Рванув запор, распахнули бездну. Ворвался могучий гул, холодный кинжальный ветер, сбивающий с ног. Мертвая, черная плоть ночи лежала внизу. Арон туда заглянул и отпрянул - сосущая жуткая пасть.

"Проклятый инстинкт жизни, - успел он подумать. -Черт бы его побрал, проклятый инстинкт!".

Гурам и Колька пожали Арону руку. Они были уже не с ним.

- Пошел! - И подтолкнули легонько.

И он нырнул. Они для верности туда заглянули. Спустя секунду увидели белую искорку, точку. Сказали "порядок" и люк захлопнули.

 

* * *

 

Разливая по кружкам спиртное, полковник Воронин сказал Акимову:

- Странный был все-таки парень. Два года в полку прослужил, а так и утек у меня меж пальцами. Ни разу по душам не покалякали. Может, ты за ним что заметил?

И выпили оба, потом закусили.

Майор Акимов утер губы, похлопал себя по обрубку уха.

- Было, товарищ полковник, было однажды. Тогда еще хотел доложить, да все откладывал, стеснялся. Думал за ерунду примете. Скажете, померещилось - с похмелюги, с усталости... Осенью это было, ранней осенью прошлогодней. Теплая ночь стояла, окна везде еще были открыты.Захожу я, значит, к механикам в хату: Арошка мне срочно был нужен зачем-то. А он в кровати лежит, спит с блаженным совершенно лицом.

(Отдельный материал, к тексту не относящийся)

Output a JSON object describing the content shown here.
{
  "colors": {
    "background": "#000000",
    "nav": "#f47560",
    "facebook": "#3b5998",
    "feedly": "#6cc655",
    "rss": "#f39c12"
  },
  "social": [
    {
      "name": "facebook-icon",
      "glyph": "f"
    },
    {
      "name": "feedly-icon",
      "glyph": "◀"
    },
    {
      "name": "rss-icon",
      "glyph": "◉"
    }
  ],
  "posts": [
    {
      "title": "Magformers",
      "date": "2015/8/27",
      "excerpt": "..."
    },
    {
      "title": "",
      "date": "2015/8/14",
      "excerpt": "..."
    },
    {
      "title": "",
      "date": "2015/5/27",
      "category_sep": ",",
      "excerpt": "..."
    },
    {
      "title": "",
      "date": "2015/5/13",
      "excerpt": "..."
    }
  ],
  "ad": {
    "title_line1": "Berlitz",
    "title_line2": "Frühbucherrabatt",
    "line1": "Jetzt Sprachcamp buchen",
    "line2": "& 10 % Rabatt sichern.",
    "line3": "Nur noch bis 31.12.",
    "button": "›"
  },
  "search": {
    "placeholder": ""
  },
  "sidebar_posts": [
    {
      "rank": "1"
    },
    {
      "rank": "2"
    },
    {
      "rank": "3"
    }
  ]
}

В окне луна, а у него над лицом вроде как птица зависла - белый голубь, и крылья слегка трепещут, будто парит в воздухе. Дивная, словом, картина. Обмер я, помню, с места никак не двинусь. А будить-то нужно! И как я подумал об этом, исчезла птица. Не упорхнула в окно, а именно растворилась, исчезла.

 

Малиновым был рассвет. И лес и небо с востока и клочковатый, прозрачный туман - словно из мира иного.

Могучие корабельные сосны росли здесь густо, уходя ввысь мокрыми, мрачными колоннами. Стелился внизу можжевельник, валялись черные, обломанные сучья, еловые, полусгнившие шишки. Толстый покров прошлогодних листьев вперемешку с хвоей мягко гнулся при каждом шаге, выбулькивая из себя какую-то грязную, бурую воду.

Прячась за каждым деревом, прижимаясь к липким стволам, весь превратившись в единое ухо, чуял Арон, что находится возле лагеря. И был осторожен: откуда угодно могла появиться опасность. И смерть. А именно сейчас она была бы преждевременна.

Он весь вспотел, по лицу бежали теплые струйки.

"Гляди - боюсь! Душа во мне так и трясется, - с удивлением отмечало его сознание. - Значит, грех во мне прячется, какой-то мой грех, сопричастный со злом этих мест. Либо мой бес, родственный здешним бесам. Грех разведчиков... теперь я его понимаю. Сорок дней тряслась в них душа со страху, ибо были грешны. И только двое оказались чисты: Иеошуа и Калев, поэтому не боялись, не чуяли зла на Святой Земле. Не оболгали ее - удивительно!".

Он помаленьку выбирался к опушке: столетние сосны сменились молодыми деревцами, стелился сплошняком можжевельник. Он стал еще осторожней. Прекратил перебежки, передвигался на четвереньках, ползком.

Уже доносилась сюда немецкая речь, хлопки пистолетные, жутко подвывали овчарки.

И тут наконец, пригнув на кусте последнюю ветку, он все увидел.

Увидел забор из колючей проволоки, бараки, вышки для часовых. Стелился еще туман по земле, белесый и клочковатый, но было уже светло. Арон прекрасно все различал, все было рядом, близко - солдат с автоматами, офицеров, державших собак на поводке, сплошную серую массу людских тел, лежавших на земле, все - лицами вниз, с заложенными за затылок руками. А офицеры меж ними ходили, стреляя из пистолетов в затылки несчастным.

"Это что же тут происходит? - ужаснулся он. - Ликвидируют лагерь? Всех подряд, как в Бабьем яре? Нет, не похоже, стреляют вроде с разбором. Им люди еще нужны, войну не проиграли еще - завод работает...".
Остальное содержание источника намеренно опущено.